Monday, April 11, 2011

What’s the Matter With Hollywood, Part 2: Potential is Worth More Than Reality


Before 1980, very few of the studios were owned by publicly-traded companies. The only way they had to make money was to make a good product and sell it. Then every studio either went public or got swallowed up by a corporation. Once you start offering stock in your company, you quickly realize that there’s more money to be made by selling your stock than there is by selling your product. Soon, whatever you make just becomes a tool to goose your stock price.

I’ve talked before about how embarrassing it is to try to create value from scratch, rather than merely trade back and forth value that already exists. Combined with the stock problem, this brings us to the #2 reason that movies have plummeted in quality: Potential movies are worth more than actual movies. If you create anticipation for a movie, it starts pushing up the stock price, and will continue to do so until the movie is released, at which point, unless it’s a massive hit, disappointment will set in and the air will leak out of the bubble. Perversely, a situation develops in which the most valuable movies are those that never get made at all.

This is the real reason that the studios prefer franchises to original scripts. When you announce that you’ve acquired a bit of value, and then add it to another bit of value, those two bits begin to mate in the minds of investors and multiply like bunnies. But if you announce that you’ve acquired an unknown quantity, like an original script, it’s inert. It doesn’t multiply.

There was recently a major announcement that Taylor Lautner from Twilight would soon star in an adaptation of the Stretch Armstrong “franchise”. Most people have forgotten it today, but Stretch Armstrong was a short-lived toy from the ‘70s: a rubber muscleman whose only notable quality was they you could stretch his arms out and watch them snap back.

What nobody mentioned, but everybody knew, is that they didn’t have any intention of making a Stretch Armstrong movie. Stretch never had a cartoon or comic. He’s never had a goal or a problem or a story. All he has is a name that people are vaguely familiar with, which also happens to be what Taylor Lautner has. Put these two bits of value together and you goose the stock price for a few days. That’s all. Sure, they’ll hire some lucky writers and pay them six figures each to write a few scripts, but the scripts will be terrible and the project will die.

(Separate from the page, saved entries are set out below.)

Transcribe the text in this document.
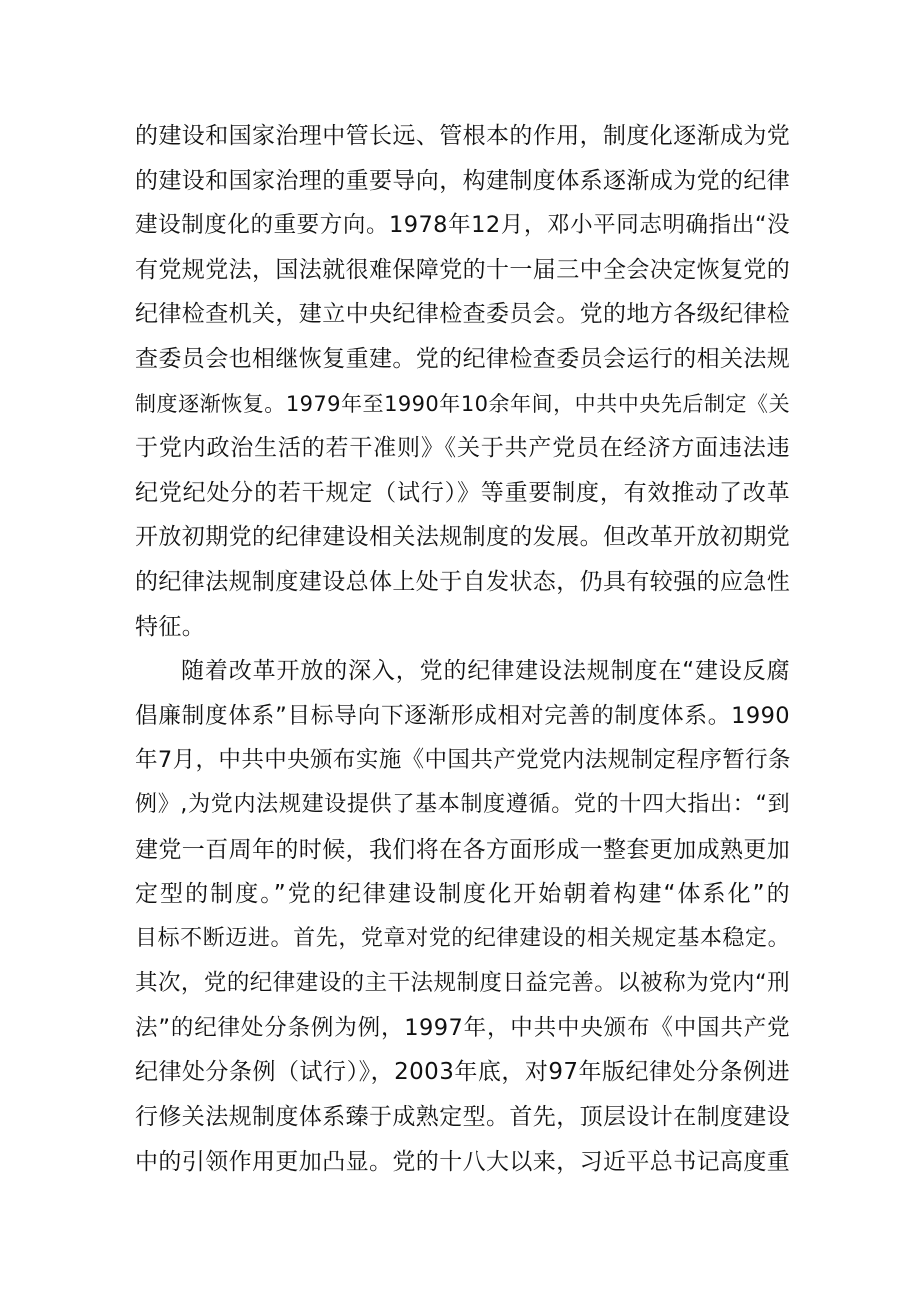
的建设和国家治理中管长远、管根本的作用，制度化逐渐成为党
的建设和国家治理的重要导向，构建制度体系逐渐成为党的纪律
建设制度化的重要方向。1978年12月，邓小平同志明确指出“没
有党规党法，国法就很难保障党的十一届三中全会决定恢复党的
纪律检查机关，建立中央纪律检查委员会。党的地方各级纪律检
查委员会也相继恢复重建。党的纪律检查委员会运行的相关法规
制度逐渐恢复。1979年至1990年10余年间，中共中央先后制定《关
于党内政治生活的若干准则》《关于共产党员在经济方面违法违
纪党纪处分的若干规定（试行）》等重要制度，有效推动了改革
开放初期党的纪律建设相关法规制度的发展。但改革开放初期党
的纪律法规制度建设总体上处于自发状态，仍具有较强的应急性
特征。
随着改革开放的深入，党的纪律建设法规制度在“建设反腐
倡廉制度体系”目标导向下逐渐形成相对完善的制度体系。1990
年7月，中共中央颁布实施《中国共产党党内法规制定程序暂行条
例》,为党内法规建设提供了基本制度遵循。党的十四大指出：“到
建党一百周年的时候，我们将在各方面形成一整套更加成熟更加
定型的制度。”党的纪律建设制度化开始朝着构建“体系化”的
目标不断迈进。首先，党章对党的纪律建设的相关规定基本稳定。
其次，党的纪律建设的主干法规制度日益完善。以被称为党内“刑
法”的纪律处分条例为例，1997年，中共中央颁布《中国共产党
纪律处分条例（试行）》，2003年底，对97年版纪律处分条例进
行修关法规制度体系臻于成熟定型。首先，顶层设计在制度建设
中的引领作用更加凸显。党的十八大以来，习近平总书记高度重
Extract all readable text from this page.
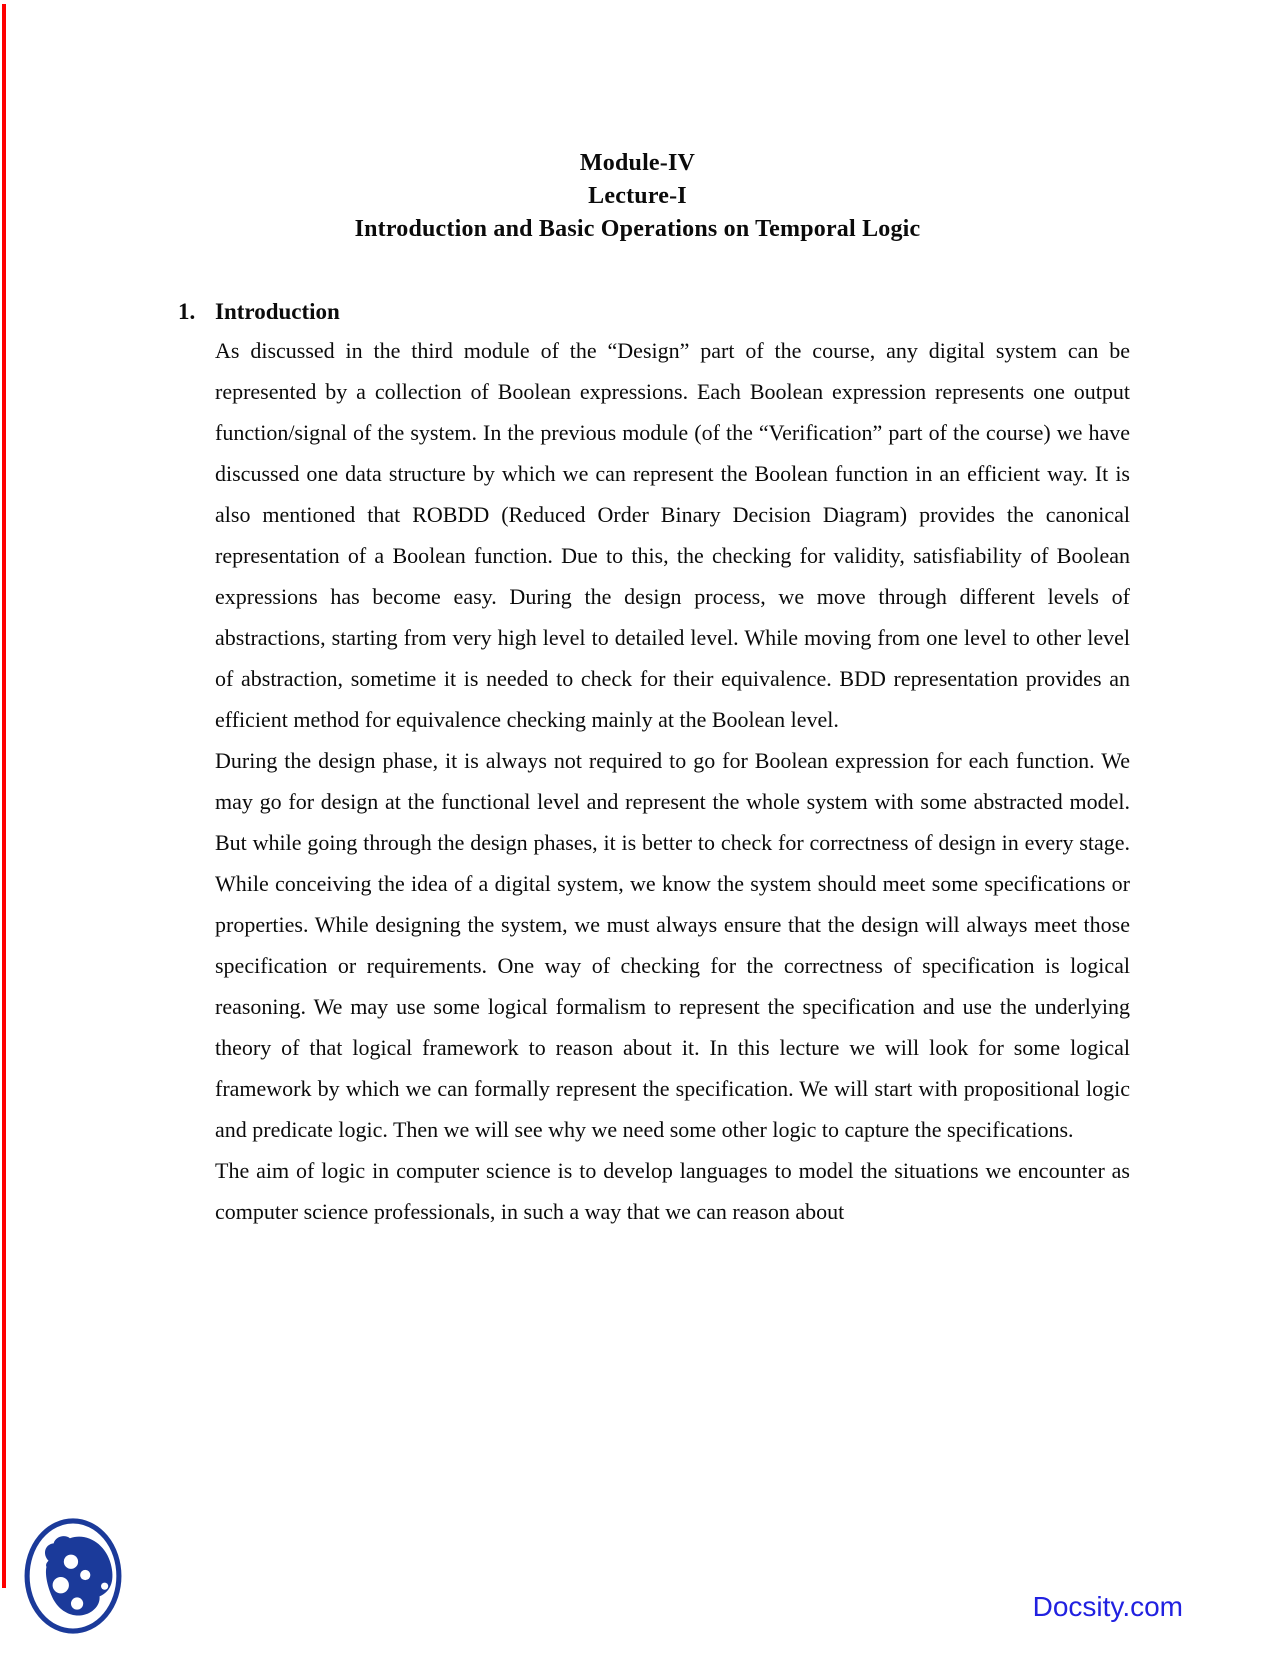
Module-IV
Lecture-I
Introduction and Basic Operations on Temporal Logic
1. Introduction

As discussed in the third module of the “Design” part of the course, any digital system can be represented by a collection of Boolean expressions. Each Boolean expression represents one output function/signal of the system. In the previous module (of the “Verification” part of the course) we have discussed one data structure by which we can represent the Boolean function in an efficient way. It is also mentioned that ROBDD (Reduced Order Binary Decision Diagram) provides the canonical representation of a Boolean function. Due to this, the checking for validity, satisfiability of Boolean expressions has become easy. During the design process, we move through different levels of abstractions, starting from very high level to detailed level. While moving from one level to other level of abstraction, sometime it is needed to check for their equivalence. BDD representation provides an efficient method for equivalence checking mainly at the Boolean level.

During the design phase, it is always not required to go for Boolean expression for each function. We may go for design at the functional level and represent the whole system with some abstracted model. But while going through the design phases, it is better to check for correctness of design in every stage. While conceiving the idea of a digital system, we know the system should meet some specifications or properties. While designing the system, we must always ensure that the design will always meet those specification or requirements. One way of checking for the correctness of specification is logical reasoning. We may use some logical formalism to represent the specification and use the underlying theory of that logical framework to reason about it. In this lecture we will look for some logical framework by which we can formally represent the specification. We will start with propositional logic and predicate logic. Then we will see why we need some other logic to capture the specifications.

The aim of logic in computer science is to develop languages to model the situations we encounter as computer science professionals, in such a way that we can reason about

Docsity.com
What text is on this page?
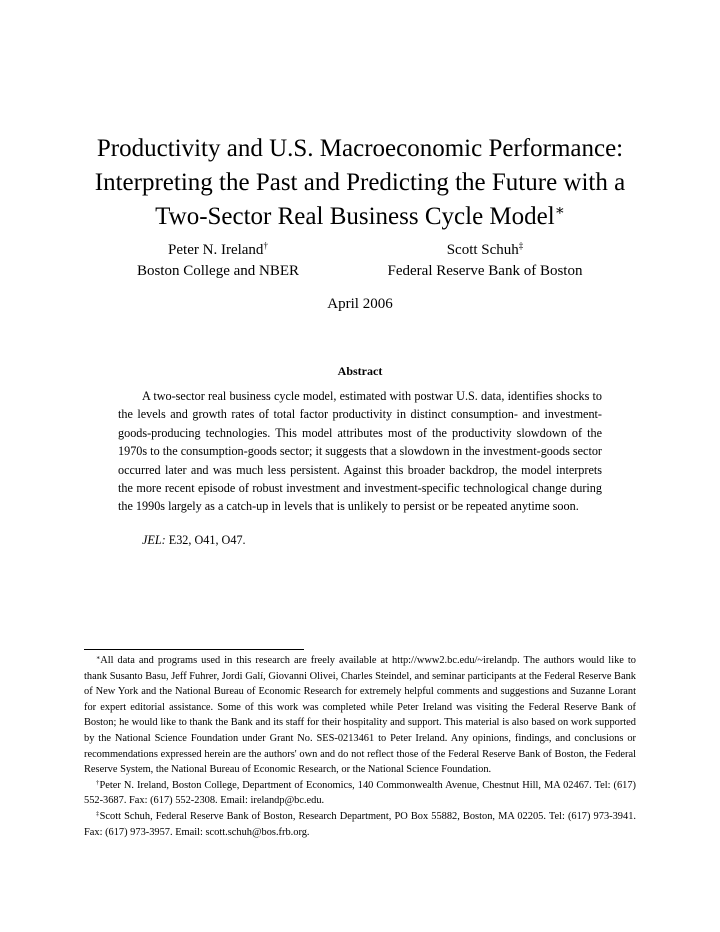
Productivity and U.S. Macroeconomic Performance:
Interpreting the Past and Predicting the Future with a
Two-Sector Real Business Cycle Model∗
Peter N. Ireland†
Boston College and NBER
Scott Schuh‡
Federal Reserve Bank of Boston
April 2006
Abstract

A two-sector real business cycle model, estimated with postwar U.S. data, identifies shocks to the levels and growth rates of total factor productivity in distinct consumption- and investment-goods-producing technologies. This model attributes most of the productivity slowdown of the 1970s to the consumption-goods sector; it suggests that a slowdown in the investment-goods sector occurred later and was much less persistent. Against this broader backdrop, the model interprets the more recent episode of robust investment and investment-specific technological change during the 1990s largely as a catch-up in levels that is unlikely to persist or be repeated anytime soon.

JEL: E32, O41, O47.

∗All data and programs used in this research are freely available at http://www2.bc.edu/~irelandp. The authors would like to thank Susanto Basu, Jeff Fuhrer, Jordi Galí, Giovanni Olivei, Charles Steindel, and seminar participants at the Federal Reserve Bank of New York and the National Bureau of Economic Research for extremely helpful comments and suggestions and Suzanne Lorant for expert editorial assistance. Some of this work was completed while Peter Ireland was visiting the Federal Reserve Bank of Boston; he would like to thank the Bank and its staff for their hospitality and support. This material is also based on work supported by the National Science Foundation under Grant No. SES-0213461 to Peter Ireland. Any opinions, findings, and conclusions or recommendations expressed herein are the authors' own and do not reflect those of the Federal Reserve Bank of Boston, the Federal Reserve System, the National Bureau of Economic Research, or the National Science Foundation.

†Peter N. Ireland, Boston College, Department of Economics, 140 Commonwealth Avenue, Chestnut Hill, MA 02467. Tel: (617) 552-3687. Fax: (617) 552-2308. Email: irelandp@bc.edu.

‡Scott Schuh, Federal Reserve Bank of Boston, Research Department, PO Box 55882, Boston, MA 02205. Tel: (617) 973-3941. Fax: (617) 973-3957. Email: scott.schuh@bos.frb.org.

Of course, that payday could have gone to a writer who actually had a story to tell. It could have created a new franchise from scratch, but while they were waiting for that franchise to materialize, the market would punish the studio for pouring money down a no-name black hole. And the market must be obeyed.

Tomorrow, we’ll look at the other horrible consequence of development being more valuable than the product itself…

2 comments:

Anonymous said...

Before I believe this, you'll have to explain to me how a company makes money when their stock goes up. They no longer own it... they've sold it. That's why it's a public company, and not a private company.

Matt Bird said...

The short version is: They want their current shareholders' stock to rise in price so that they can sell more stock at that price. All public companies withhold "treasury shares" and they benefit in many ways if those shares have a higher price.